Jardins et Quartier

Cultiver des liens aux jardins des Délices

Être en lien avec d’autres associations de jardins, c’est l’occasion d’échanger et partager de belles expériences.
Dimanche 22 septembre 2019, pour la 2ème Journée Jardins Urbains Ouverts organisée par Genève cultive, notre association a participer à une journée baignée de soleil et de poésie.

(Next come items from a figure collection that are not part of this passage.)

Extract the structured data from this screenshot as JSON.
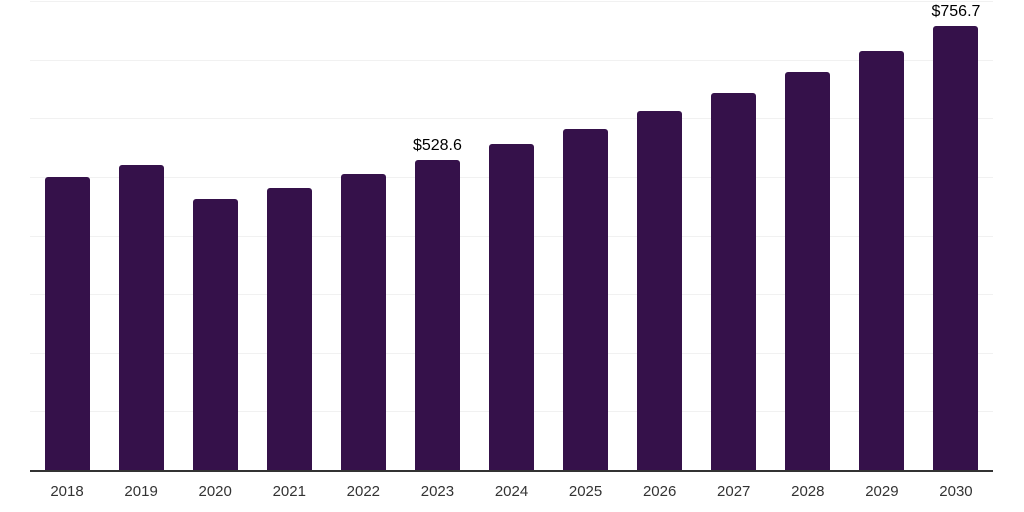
{
  "chart_data": {
    "type": "bar",
    "title": "",
    "xlabel": "",
    "ylabel": "",
    "categories": [
      "2018",
      "2019",
      "2020",
      "2021",
      "2022",
      "2023",
      "2024",
      "2025",
      "2026",
      "2027",
      "2028",
      "2029",
      "2030"
    ],
    "values": [
      500,
      520,
      462,
      481,
      505,
      528.6,
      556,
      582,
      612,
      643,
      679,
      715,
      756.7
    ],
    "data_labels": [
      {
        "category": "2023",
        "text": "$528.6"
      },
      {
        "category": "2030",
        "text": "$756.7"
      }
    ],
    "ylim": [
      0,
      800
    ],
    "gridline_step": 100,
    "grid": "horizontal-only",
    "y_axis_tick_labels": "none",
    "legend": "none"
  },
  "colors": {
    "bar": "#35114A",
    "axis_line": "#333333",
    "gridline": "#f1f1f1",
    "tick_label": "#333333",
    "value_label": "#000000",
    "background": "#ffffff"
  }
}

Nelly Uzan à l’entrée de la parcelle abritant les jardins des Délices

La comédienne Nelly Uzan (sur une proposition d’Hèléne David) nous a émerveillé et guidé dans une déambulation poétique, du haut des escaliers du Musée Voltaire jusqu’au cerisier du jardin et des bancs à l’ombres des arbres. Le public ravi d’écouter des paroles en écho avec les plantes, les fleurs, la vie au jardin, a profiter de rencontrer plusieurs membres de notre association. Cette journée très sympathique nous a offert de tisser des liens avec d’autres acteurs et actrices animés cette même joie que nous tous retrouvons, à jardiner ensemble.

”En avril ne te découvre pas d’un fil”

Jardins des Délices Genève
Préparation de bombes à graines devant le musée et Institut Voltaire, 2016

Nous suivons ce conseil en gardant nos plantons encore bien au chaud. Cela ne nous a pas empêché d’être actifs aux Jardins durant ce mois d’avril; plantant poireaux, patates, pois mange-tout et d’autres légumes dont le nom ne commence pas par P. Nous avons aussi fabriqué, avec des familles voisines, des bombes à graines, installé une nana à insectes, et nettoyé les alentours de notre parcelle et du Clos Voltaire en ramassant des centaines de mégots de cigarettes et autres déchets.

Vous avez été nombreux à participer à notre assemblée générale le 13 avril 2016. Ce rendez-vous a été l’occasion de parler de questions concernant les jardins urbains en général et nos délicieux Jardins à nous sous le titre “Jardins et Quartier – cultiver des liens aux Délices?”

Jardins et Quartier – cultiver des liens aux Délices? Points forts de la discussion

Pierre Chappuis, du Service social de la Ville de Genève, a présenté la trentaine de potagers urbains existant en Ville de Genève. Il a parlé du rôle que peuvent jouer ces jardins dans la création de liens, la réduction de tensions sociales, l’intégration de populations potentiellement marginalisées (requérants d’asile par exemple). Il a décrit comment les jardins peuvent augmenter la beauté d’un quartier, se référant au soin que portent les jardiniers à leur activité.

Robert Mikolajewski a évoqué les tensions qu’on peut observer dans les jardins urbains en Suisse romande, basé sur son étude intitulée Potagers urbains, phénomène d’actualité à multiples facettes.

Magali Feller, membre fondatrice de l’Association les Jardins des Délices, a présenté quelques-unes des valeurs de l’Association. Elle a rappelé à quel point nous avons été ambitieux à vouloir intégrer dans notre projet la biodiversité (y compris l’accueil d’un hérisson lors de notre tout premier apéritif, organisé pour célébrer la création des jardins), la culture (au sens large, incluant nos envies et réalisations artistiques et esthétiques tout autant que la culture de fleurs et de légumes) et les rencontres.

Marc Coulibaly, Conseiller en Action communautaire (UAC) à la Ville de Genève a mentionné quelques-unes des difficultés de cohabitation autour des Jardins des Délices, notamment la présence de chiens très vifs souvent sans laisse, et indique que les problèmes de voisinage se résolvent gentiment.

Une participante a évoqué le rôle de quelques habitants de la résidence Cavour (EPI), qui cultivent fleurs et herbes aromatiques dans un bac aux Jardins des Délices. Un autre participant a attiré l’attention du public sur la récente création de potagers dans le parc des Franchises, à Châtelaine.

Une personne du public a questionné la qualité de légumes produits en pleine ville: la pollution de l’air affecte-t-elle la qualité des légumes? Question à creuser par les jardiniers urbains!

Une jardinière de notre jardin voisin le Pot’à’Jean a partagé son avis que si le jardinage collectif fait sens pour les jardiniers des Délices, ce n’est pas le cas pour tous les jardiniers urbains. En effet, pour un(e) jardinier(e) souhaitant observer et améliorer sa production personelle, ce qui est son cas, une parcelle individuelle est préférable. Elle rappelle que le Pot’à’Jean fonctionne dans un esprit de partage, même si des parcelles individuelles existent.

La discussion a continué autour d’un verre. Merci aux usagers de l’Espace de Quartier du Clos Voltaire, qui ont agrémenté l’apéritif qui a suivi la discussion de leurs contributions culinaires délicieuses, très appréciées!